Let’s define S(N) to be the size of the smallest lambda diagram that reduces to the Church numeral N, where size means the number of lines required to build the diagram.

There’s a tight correspondence between lambda calculus and programming languages. In fact, lambda calculus can be thought of as just one specific highly abstract functional programming language (along the lines of Haskell and Lisp). Recall now that the Kolmogorov complexity K of a string s (given a particular programming language) is defined as the shortest program that outputs that string. If we choose our programming language to be lambda calculus, then we get a correspondence between K(N) and S(N). This correspondence gives us the following results:

There is no lambda diagram that serves as a “size oracle” – i.e. a lambda diagram that when fed a number N, returns S(N). (Analogous to the uncomputability of Kolmogorov complexity)

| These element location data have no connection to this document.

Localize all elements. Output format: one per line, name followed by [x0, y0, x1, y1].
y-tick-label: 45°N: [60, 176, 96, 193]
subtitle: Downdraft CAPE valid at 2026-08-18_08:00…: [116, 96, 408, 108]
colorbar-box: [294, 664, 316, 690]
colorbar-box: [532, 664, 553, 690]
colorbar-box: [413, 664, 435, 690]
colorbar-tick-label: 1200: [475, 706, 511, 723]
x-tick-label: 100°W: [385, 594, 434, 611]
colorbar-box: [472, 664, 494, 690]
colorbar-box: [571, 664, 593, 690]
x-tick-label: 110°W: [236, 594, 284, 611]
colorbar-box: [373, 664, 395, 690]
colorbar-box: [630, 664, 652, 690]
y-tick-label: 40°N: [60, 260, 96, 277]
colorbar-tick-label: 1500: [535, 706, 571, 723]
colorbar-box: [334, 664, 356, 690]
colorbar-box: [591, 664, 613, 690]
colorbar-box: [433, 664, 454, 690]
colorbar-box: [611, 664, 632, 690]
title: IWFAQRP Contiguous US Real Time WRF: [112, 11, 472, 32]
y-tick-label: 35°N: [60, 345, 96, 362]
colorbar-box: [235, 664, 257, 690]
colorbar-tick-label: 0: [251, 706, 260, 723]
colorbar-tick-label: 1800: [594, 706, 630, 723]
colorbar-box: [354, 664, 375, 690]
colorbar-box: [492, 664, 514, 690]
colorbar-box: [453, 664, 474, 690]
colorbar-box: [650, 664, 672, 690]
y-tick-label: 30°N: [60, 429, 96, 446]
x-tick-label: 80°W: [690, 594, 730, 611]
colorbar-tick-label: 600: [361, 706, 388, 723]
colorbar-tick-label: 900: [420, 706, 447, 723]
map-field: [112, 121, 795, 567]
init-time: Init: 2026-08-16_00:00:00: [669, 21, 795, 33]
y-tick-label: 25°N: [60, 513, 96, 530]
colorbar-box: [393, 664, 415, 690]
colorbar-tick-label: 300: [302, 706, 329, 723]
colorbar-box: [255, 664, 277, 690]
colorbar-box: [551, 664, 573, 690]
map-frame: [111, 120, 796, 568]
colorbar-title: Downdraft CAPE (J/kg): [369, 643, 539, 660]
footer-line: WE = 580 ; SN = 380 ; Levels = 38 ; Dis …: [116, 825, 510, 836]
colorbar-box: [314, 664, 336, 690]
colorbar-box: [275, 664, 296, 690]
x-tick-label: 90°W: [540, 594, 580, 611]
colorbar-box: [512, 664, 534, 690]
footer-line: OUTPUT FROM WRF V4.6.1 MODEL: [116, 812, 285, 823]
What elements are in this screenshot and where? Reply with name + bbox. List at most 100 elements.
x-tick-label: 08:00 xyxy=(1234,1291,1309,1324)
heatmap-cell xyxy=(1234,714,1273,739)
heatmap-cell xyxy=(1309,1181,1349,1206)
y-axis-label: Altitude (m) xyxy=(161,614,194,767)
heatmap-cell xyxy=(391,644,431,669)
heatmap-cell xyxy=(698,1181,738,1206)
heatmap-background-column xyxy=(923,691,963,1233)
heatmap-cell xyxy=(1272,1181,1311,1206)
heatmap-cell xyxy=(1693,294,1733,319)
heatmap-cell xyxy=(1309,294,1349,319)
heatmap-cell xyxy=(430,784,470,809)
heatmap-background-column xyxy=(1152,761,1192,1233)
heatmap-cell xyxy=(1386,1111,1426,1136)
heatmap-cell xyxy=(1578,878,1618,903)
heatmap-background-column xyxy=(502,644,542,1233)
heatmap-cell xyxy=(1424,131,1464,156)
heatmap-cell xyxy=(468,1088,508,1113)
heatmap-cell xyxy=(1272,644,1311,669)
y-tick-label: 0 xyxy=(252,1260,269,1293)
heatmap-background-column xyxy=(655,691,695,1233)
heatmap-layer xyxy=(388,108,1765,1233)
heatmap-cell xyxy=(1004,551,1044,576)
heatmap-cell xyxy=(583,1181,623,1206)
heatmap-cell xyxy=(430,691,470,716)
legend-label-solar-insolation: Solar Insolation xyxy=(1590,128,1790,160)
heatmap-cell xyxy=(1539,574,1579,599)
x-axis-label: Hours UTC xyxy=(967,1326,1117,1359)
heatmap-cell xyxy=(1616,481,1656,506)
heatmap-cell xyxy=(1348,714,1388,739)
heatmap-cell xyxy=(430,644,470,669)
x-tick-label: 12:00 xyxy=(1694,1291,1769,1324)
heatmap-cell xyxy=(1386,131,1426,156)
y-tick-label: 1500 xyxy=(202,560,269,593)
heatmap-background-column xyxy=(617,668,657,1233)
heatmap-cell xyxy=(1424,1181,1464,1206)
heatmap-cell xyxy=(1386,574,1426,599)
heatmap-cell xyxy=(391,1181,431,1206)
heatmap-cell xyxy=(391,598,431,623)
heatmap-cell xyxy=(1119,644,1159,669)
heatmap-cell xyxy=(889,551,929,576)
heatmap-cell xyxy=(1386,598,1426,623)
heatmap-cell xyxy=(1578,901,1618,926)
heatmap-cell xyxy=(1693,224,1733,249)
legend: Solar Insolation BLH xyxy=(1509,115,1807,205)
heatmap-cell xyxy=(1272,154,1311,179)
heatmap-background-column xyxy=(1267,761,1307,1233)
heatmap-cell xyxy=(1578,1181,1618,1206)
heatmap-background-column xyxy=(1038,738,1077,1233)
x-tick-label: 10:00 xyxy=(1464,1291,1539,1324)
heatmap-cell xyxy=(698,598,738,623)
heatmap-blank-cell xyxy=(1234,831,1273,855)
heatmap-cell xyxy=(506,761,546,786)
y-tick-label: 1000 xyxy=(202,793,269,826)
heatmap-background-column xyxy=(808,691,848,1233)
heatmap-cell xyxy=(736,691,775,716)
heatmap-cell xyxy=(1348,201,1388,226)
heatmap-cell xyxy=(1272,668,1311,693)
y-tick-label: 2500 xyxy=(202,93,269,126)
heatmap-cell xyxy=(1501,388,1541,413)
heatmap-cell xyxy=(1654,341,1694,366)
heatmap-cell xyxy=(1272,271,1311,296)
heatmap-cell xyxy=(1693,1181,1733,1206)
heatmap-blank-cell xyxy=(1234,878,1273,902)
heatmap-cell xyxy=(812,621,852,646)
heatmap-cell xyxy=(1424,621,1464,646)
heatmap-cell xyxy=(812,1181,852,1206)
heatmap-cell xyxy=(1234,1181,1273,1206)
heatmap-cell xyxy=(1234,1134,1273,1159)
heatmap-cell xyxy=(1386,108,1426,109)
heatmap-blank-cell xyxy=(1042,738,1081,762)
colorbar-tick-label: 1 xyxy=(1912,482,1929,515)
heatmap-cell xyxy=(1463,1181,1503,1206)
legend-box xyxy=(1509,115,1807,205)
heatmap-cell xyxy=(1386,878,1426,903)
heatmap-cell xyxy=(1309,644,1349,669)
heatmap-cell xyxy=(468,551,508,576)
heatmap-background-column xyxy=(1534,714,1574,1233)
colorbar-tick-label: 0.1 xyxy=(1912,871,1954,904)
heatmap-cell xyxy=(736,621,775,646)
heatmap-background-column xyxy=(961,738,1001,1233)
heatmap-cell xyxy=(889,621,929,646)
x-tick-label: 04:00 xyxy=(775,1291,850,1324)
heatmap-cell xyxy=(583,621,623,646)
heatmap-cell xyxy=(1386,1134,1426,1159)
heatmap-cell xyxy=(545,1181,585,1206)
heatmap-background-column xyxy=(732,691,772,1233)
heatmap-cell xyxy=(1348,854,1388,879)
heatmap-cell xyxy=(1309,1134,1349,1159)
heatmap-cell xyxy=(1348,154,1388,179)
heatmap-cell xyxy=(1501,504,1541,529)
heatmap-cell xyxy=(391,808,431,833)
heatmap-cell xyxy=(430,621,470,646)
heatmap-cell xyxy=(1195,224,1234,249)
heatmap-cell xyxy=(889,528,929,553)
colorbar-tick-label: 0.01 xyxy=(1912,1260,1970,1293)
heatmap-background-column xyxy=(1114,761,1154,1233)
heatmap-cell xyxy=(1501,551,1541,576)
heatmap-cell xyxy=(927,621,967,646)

For any sound proof system F, there’s a number L such that F cannot prove that the smallest lambda diagram that reduces to any number has more than L lines. (Analogous to Chaitin’s incompleteness theorem).

Sizes of lambda diagrams

Let me make some final notes on the function S(N). Every number has a “standard form”: λfx.f (f … (f x))), with N copies of f. The lambda diagram for this looks like an upside down ladder with N steps:

This has 2N + 3 lines, so we know that for all N, S(N) ≤ 2N + 3. We can define a number as “irreducibly complex” if S(N) = 2N + 3. For instance, 0 and 1 are irreducibly complex, and I think that 2 and 3 are as well:

This raises an interesting question: What is the smallest number that isn’t irreducibly complex? Another question is whether there are arbitrarily large irreducibly complex numbers (I strongly suspect not, but am not positive).

We can find some upper bounds for S(N), where N is a product or a power, as follows:

In general, for any computable function f whatsoever, there is a lambda diagram for f, to which we can append the diagram for any number N to represent f(N). The size of this diagram will just be the size of the diagram for f, plus the size of the diagram for N, plus 1 (for the line connecting the two). This means that if a number M can be written as f(N) for some computable f, then we can produce a diagram for M whose size is some constant + 2N. Thus S(f(N)) grows at most linearly with respect to N, no matter how fast-growing f is.